Sunday, June 08, 2014

Is a report any different than other application Views?

Is a report any different than other application Views? I don't think so. Your architecture should have several View/Renderer Engines and Controller/Processor Engines. When would you call "Report" any given View?

The Latin word "reportare" means "carry back". When we build reports as Software Engineers all we do is accept some parameters or a simple request and bring back a response with a specific format in a specific media. As it happens when we deliver a paper after a phone call in Software we deliver a pdf/excel/word file or embedded view in a native application or a website. It can be just plane or formatted text in a native application, a simple HTML fragment for a web application or website, and the list goes on.

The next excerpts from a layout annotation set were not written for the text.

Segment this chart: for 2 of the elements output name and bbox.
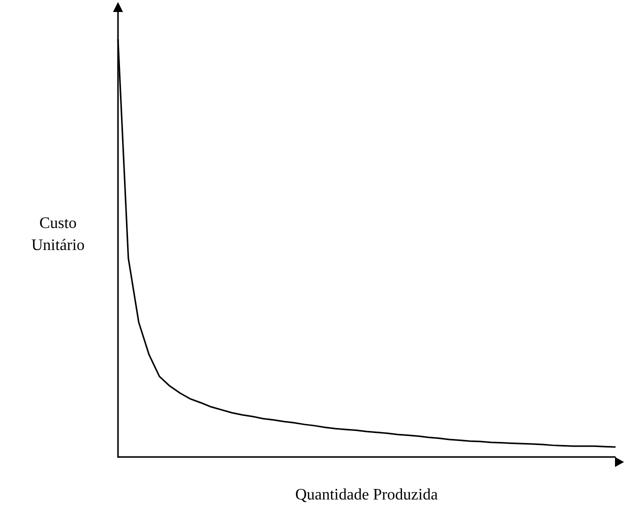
y-axis-title: Custo Unitário xyxy=(31,215,85,254)
x-axis-title: Quantidade Produzida xyxy=(295,486,438,504)
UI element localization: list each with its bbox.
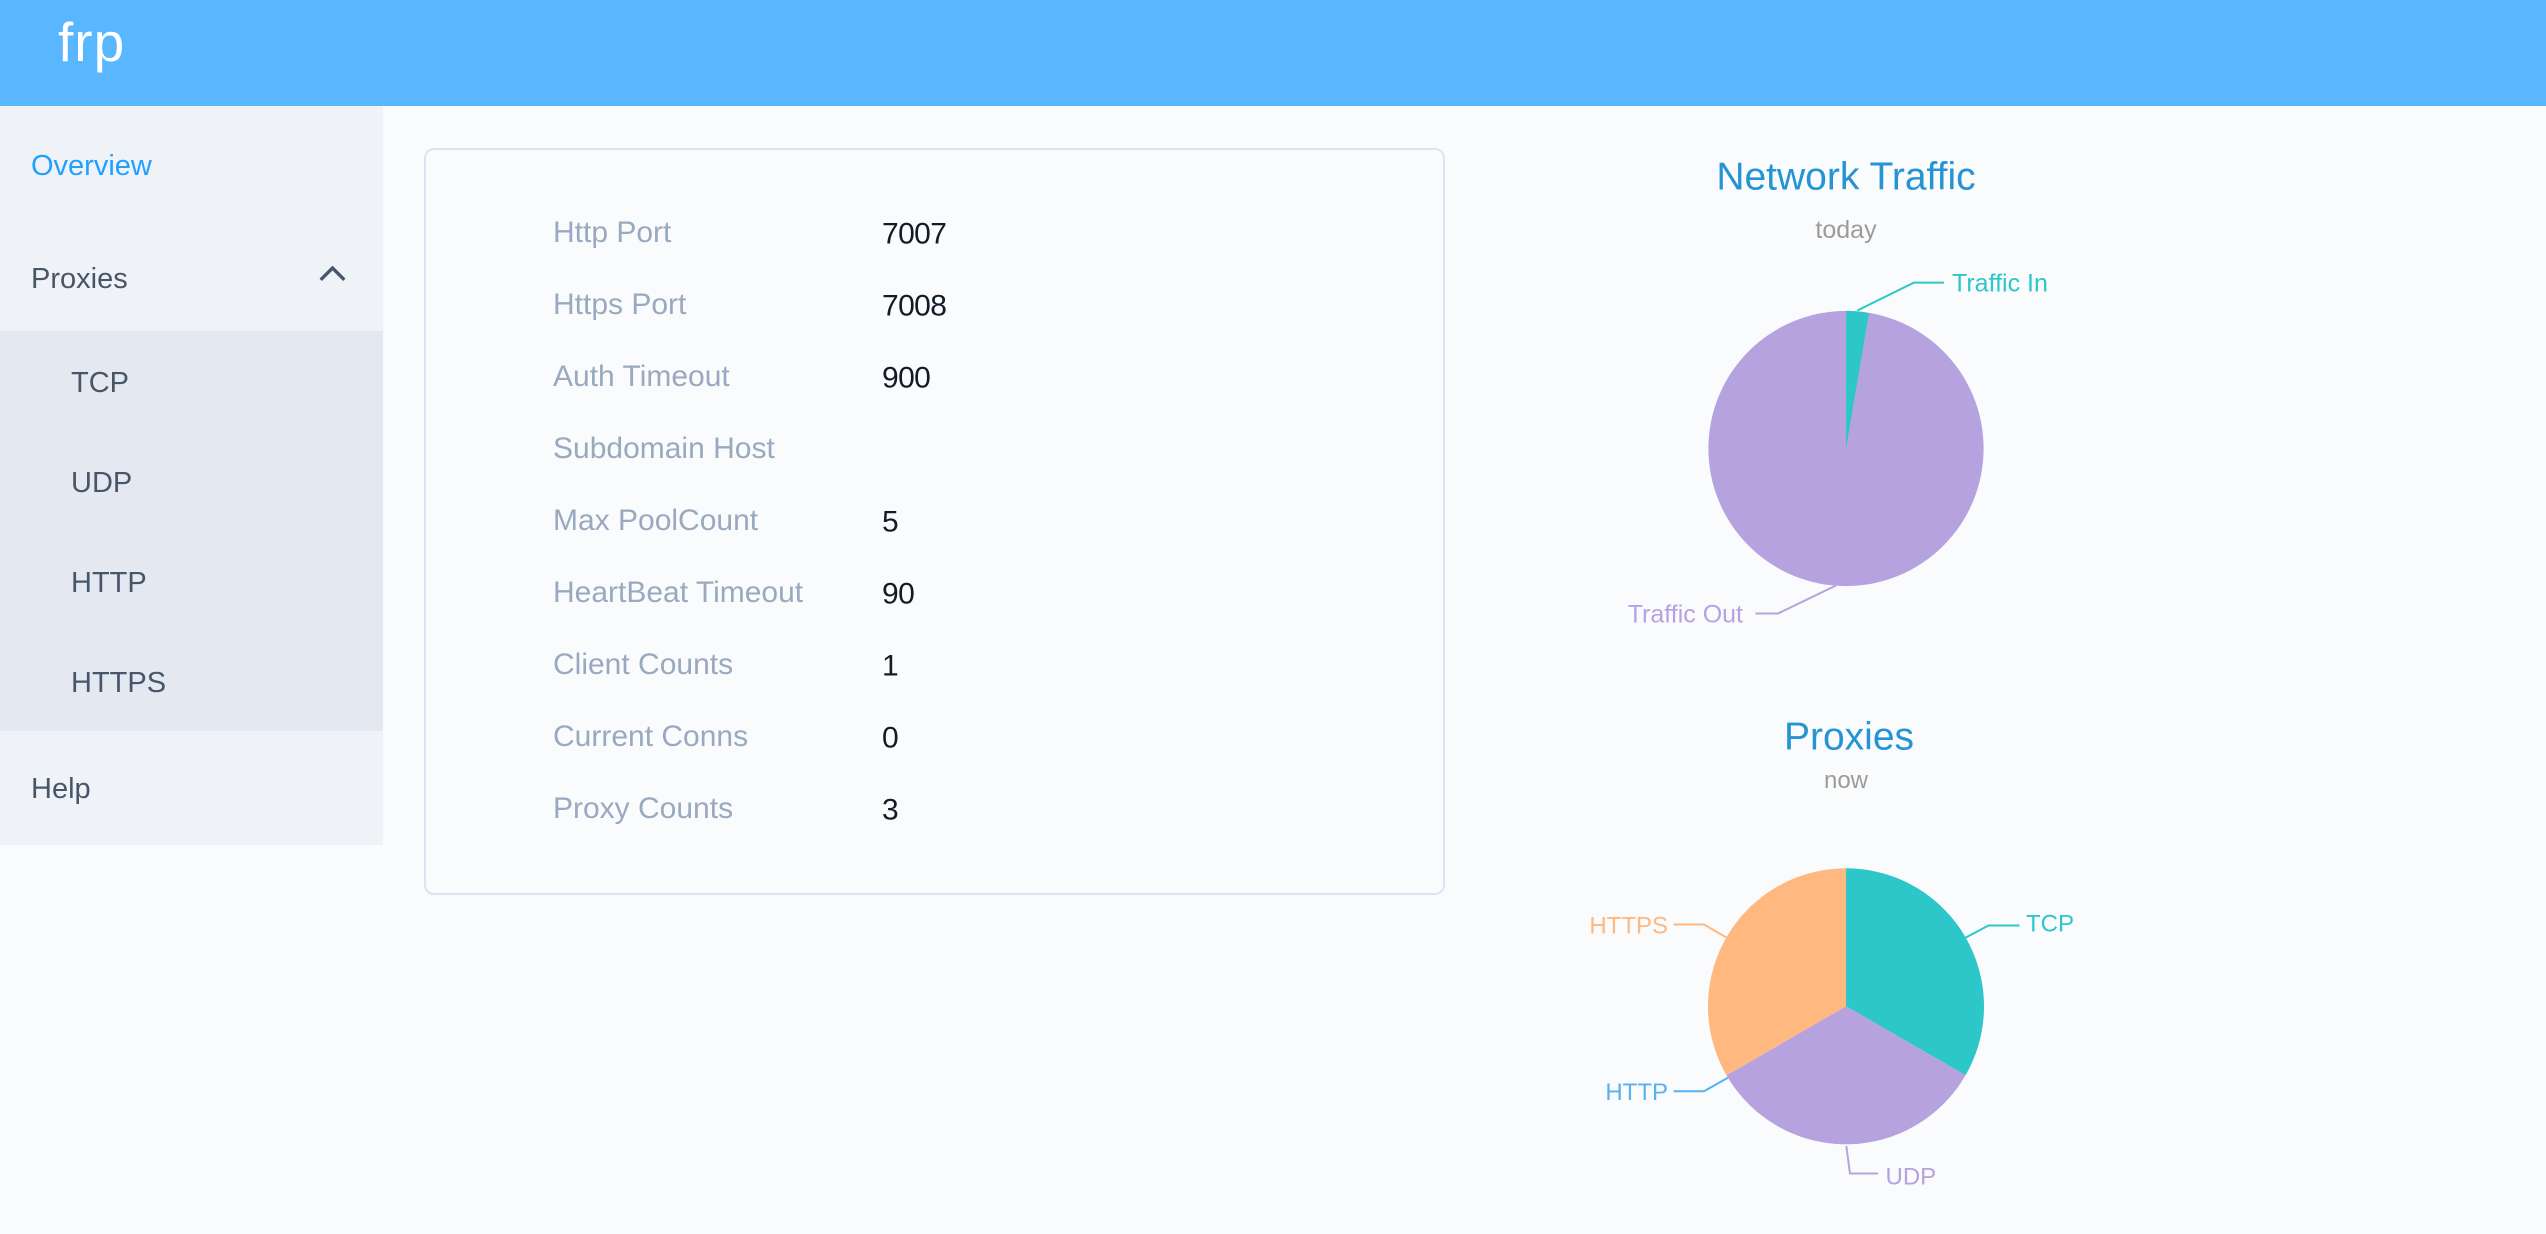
svg-text:Network Traffic: Network Traffic [1716, 155, 1975, 198]
svg-text:Proxies: Proxies [1784, 716, 1914, 759]
svg-text:now: now [1824, 767, 1869, 794]
svg-text:UDP: UDP [1886, 1163, 1937, 1190]
svg-text:TCP: TCP [2026, 911, 2074, 938]
svg-text:Traffic In: Traffic In [1952, 270, 2048, 298]
svg-text:HTTPS: HTTPS [1589, 912, 1668, 939]
svg-text:today: today [1815, 216, 1877, 244]
svg-text:Traffic Out: Traffic Out [1628, 601, 1743, 629]
svg-text:HTTP: HTTP [1605, 1079, 1668, 1106]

But what is the difference between this "response" and any other application response? Is it that a report is created with a WYSIWYG application where datasets and a specific Domain Specific Language (SDL) is used? Is it that they take longer to be produced than a regular view?

IMO deciding what is a report and what is not is certainly difficult in some cases. For example if you ask a Microsoft Engineer for a report out of certain transformations that are necessary, the solution will include some SSIS and SSRS projects. Here you use two tools which hopefully you can combine behind a user interface and make it transparent to the user.

Any software application we build will have some kind of user interaction and a response to that user interaction (Even if some Views result from automated tasks and are sent as email attachments, they still have at a minimum some hardcoded setup and most likely some configuration to read before executing). I sustain that a report is not any different than any other application View. It needs a renderer engine and a processor engine. The combination of processors and renderers can result in the most complicated logic being executed and *reported* back to the user. The application *reports* constantly to the user.

Use any tool that makes sense to build your application Views. Call some of them "report" if you want. But at the end of the row you need View/Renderer Engines and Controller/Processor Engines available to "carry back" to application users the response they are expecting. The combination of these two engines give you the power to deliver an application structure that meets any demand without having to argue if what you are building is actually a "report". If you are carrying back information to the user you are reporting to the user.

ETL and Report tools are just that, tools. The architecture should not name components based on the tools being used.